Дверь открылась, и из соседней комнаты вбежал Шарль.
– Я здесь, мой генерал, – сказал он. , – Ты не знаешь, где Аббатуччи?
– С нами, генерал. Он составляет рапорт, о котором вы его просили.
– Скоро ли он будет готов?
– Уже готов, генерал, – сказал Аббатуччи, показавшись на пороге с бумагой в руках.
Шарль хотел уйти, но генерал удержал его за запястье.
– Подожди, – сказал он, – с тобой мне тоже нужно поговорить.

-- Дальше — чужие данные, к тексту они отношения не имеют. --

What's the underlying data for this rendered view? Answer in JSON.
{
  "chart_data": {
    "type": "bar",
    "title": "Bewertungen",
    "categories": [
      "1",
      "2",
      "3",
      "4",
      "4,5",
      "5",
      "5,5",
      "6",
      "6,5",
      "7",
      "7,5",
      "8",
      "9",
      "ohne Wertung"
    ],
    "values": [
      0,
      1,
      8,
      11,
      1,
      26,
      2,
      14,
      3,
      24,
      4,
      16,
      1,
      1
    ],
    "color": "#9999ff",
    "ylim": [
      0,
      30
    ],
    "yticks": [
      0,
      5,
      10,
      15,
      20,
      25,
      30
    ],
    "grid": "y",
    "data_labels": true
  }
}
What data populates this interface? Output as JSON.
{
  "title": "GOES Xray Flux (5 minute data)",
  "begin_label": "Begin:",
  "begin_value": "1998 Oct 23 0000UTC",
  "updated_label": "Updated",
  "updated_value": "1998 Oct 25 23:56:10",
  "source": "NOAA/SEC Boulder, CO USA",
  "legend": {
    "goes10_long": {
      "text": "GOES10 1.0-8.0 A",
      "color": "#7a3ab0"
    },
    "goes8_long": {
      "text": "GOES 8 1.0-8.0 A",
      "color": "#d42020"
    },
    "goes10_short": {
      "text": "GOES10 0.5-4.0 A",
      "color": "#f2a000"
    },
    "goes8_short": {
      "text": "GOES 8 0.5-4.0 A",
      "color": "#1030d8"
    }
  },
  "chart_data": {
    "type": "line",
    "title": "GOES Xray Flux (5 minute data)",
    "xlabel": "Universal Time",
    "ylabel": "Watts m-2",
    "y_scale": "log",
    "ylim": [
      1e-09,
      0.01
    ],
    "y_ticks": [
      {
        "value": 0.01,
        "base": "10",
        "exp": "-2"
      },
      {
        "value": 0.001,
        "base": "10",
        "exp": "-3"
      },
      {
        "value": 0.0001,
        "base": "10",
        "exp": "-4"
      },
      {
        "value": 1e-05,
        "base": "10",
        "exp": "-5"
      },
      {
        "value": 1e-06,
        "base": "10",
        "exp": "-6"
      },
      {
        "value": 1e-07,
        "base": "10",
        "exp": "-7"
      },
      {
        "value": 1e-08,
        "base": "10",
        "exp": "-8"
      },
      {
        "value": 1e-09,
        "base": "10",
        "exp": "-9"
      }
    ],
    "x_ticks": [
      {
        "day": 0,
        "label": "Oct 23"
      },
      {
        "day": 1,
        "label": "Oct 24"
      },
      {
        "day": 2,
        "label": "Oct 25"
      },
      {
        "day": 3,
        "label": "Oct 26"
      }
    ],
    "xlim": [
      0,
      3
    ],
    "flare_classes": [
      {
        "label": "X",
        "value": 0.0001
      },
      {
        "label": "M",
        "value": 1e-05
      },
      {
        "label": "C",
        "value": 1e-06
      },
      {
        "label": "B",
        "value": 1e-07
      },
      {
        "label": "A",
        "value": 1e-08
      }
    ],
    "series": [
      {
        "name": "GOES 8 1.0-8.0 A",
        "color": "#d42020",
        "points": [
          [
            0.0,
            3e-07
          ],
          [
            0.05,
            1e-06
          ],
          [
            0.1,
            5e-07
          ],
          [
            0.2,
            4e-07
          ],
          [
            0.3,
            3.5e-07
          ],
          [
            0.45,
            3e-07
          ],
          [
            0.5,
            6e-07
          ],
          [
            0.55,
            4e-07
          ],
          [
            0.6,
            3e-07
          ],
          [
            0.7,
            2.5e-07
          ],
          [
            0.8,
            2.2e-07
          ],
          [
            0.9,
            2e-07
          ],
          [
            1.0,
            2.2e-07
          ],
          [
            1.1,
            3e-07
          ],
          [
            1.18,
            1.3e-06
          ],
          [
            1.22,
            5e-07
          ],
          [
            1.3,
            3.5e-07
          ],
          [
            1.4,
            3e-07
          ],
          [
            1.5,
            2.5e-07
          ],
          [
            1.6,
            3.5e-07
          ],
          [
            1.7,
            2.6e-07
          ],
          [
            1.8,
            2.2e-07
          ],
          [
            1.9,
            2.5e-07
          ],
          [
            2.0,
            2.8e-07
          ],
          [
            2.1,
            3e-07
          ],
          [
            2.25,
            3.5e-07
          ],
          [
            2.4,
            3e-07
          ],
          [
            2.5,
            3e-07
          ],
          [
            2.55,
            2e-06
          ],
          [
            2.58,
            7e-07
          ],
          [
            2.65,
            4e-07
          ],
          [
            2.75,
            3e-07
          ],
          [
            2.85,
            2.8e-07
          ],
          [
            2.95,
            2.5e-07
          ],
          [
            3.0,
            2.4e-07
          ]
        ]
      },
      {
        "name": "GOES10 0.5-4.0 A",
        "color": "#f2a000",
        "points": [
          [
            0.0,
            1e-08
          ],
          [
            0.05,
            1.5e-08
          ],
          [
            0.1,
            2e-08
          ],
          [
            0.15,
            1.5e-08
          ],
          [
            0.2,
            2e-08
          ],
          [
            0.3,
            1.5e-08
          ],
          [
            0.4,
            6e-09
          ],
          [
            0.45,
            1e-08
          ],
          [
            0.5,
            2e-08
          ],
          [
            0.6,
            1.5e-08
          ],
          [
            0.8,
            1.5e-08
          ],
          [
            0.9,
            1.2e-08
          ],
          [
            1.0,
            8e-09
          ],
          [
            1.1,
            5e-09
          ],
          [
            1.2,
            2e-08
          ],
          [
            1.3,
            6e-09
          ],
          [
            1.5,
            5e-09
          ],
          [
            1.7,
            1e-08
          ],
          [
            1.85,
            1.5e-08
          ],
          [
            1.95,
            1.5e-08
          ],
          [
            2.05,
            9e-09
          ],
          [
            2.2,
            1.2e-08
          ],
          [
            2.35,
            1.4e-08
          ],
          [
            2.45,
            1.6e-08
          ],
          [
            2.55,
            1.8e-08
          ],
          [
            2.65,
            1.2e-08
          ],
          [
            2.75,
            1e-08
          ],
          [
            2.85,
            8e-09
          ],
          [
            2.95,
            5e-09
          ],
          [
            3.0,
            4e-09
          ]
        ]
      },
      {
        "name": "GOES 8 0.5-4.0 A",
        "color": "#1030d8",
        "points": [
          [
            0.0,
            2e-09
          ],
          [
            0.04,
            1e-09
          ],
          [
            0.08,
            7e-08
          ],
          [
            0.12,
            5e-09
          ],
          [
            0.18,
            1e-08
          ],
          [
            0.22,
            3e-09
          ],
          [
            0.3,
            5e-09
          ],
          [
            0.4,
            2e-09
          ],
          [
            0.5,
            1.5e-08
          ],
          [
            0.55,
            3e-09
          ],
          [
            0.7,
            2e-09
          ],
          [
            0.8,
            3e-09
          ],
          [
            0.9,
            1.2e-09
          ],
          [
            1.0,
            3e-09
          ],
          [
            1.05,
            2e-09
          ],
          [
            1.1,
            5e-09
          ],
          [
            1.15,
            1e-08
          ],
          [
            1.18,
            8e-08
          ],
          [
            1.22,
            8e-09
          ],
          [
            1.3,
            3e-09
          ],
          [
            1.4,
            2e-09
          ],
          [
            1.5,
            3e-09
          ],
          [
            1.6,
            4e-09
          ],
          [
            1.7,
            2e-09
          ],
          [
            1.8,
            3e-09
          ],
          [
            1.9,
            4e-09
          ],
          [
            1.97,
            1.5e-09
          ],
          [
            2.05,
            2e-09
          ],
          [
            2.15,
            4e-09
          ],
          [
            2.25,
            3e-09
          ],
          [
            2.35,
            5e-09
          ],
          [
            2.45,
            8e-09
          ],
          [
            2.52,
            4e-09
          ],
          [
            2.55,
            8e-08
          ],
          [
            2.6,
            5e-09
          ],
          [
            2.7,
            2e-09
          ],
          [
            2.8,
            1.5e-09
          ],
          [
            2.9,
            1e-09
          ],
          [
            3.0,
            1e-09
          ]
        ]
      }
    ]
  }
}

Затем он обратился к Аббатуччи.
– Сколько знамен? – спросил он.
– Пять, генерал.
– Пушек?
– Двадцать восемь!
– Пленных?
– Три тысячи!
– Сколько потерял неприятель убитыми?
– Можно смело сказать – семь тысяч!
– Сколько убитых у нас?
– Около двух тысяч пятисот человек.
– Вы отправитесь в Париж в чине полковника – я прошу этот чин для вас у правительства, – передадите Конвенту от имени генерала Гоша и моего имени пять знамен, а также вручите ему донесение: его, должно быть, составляет сейчас генерал Гош. Эстев выдаст вам тысячу франков на дорожные расходы. Я выбрал именно вас, чтобы доставить в Конвент знамена, захваченные у неприятеля, а также прошу для вас повышения у министерства, и это говорит о моем уважении к вашему таланту и вашей смелости. Если увидите вашего родственника Бонапарта, напомните ему, что я был его репетитором в Бриенской школе.
Аббатуччи пожал руку, которую протянул ему генерал, отдал честь и вышел.
– А теперь, милый Шарль, поговорим, – сказал Пишегрю.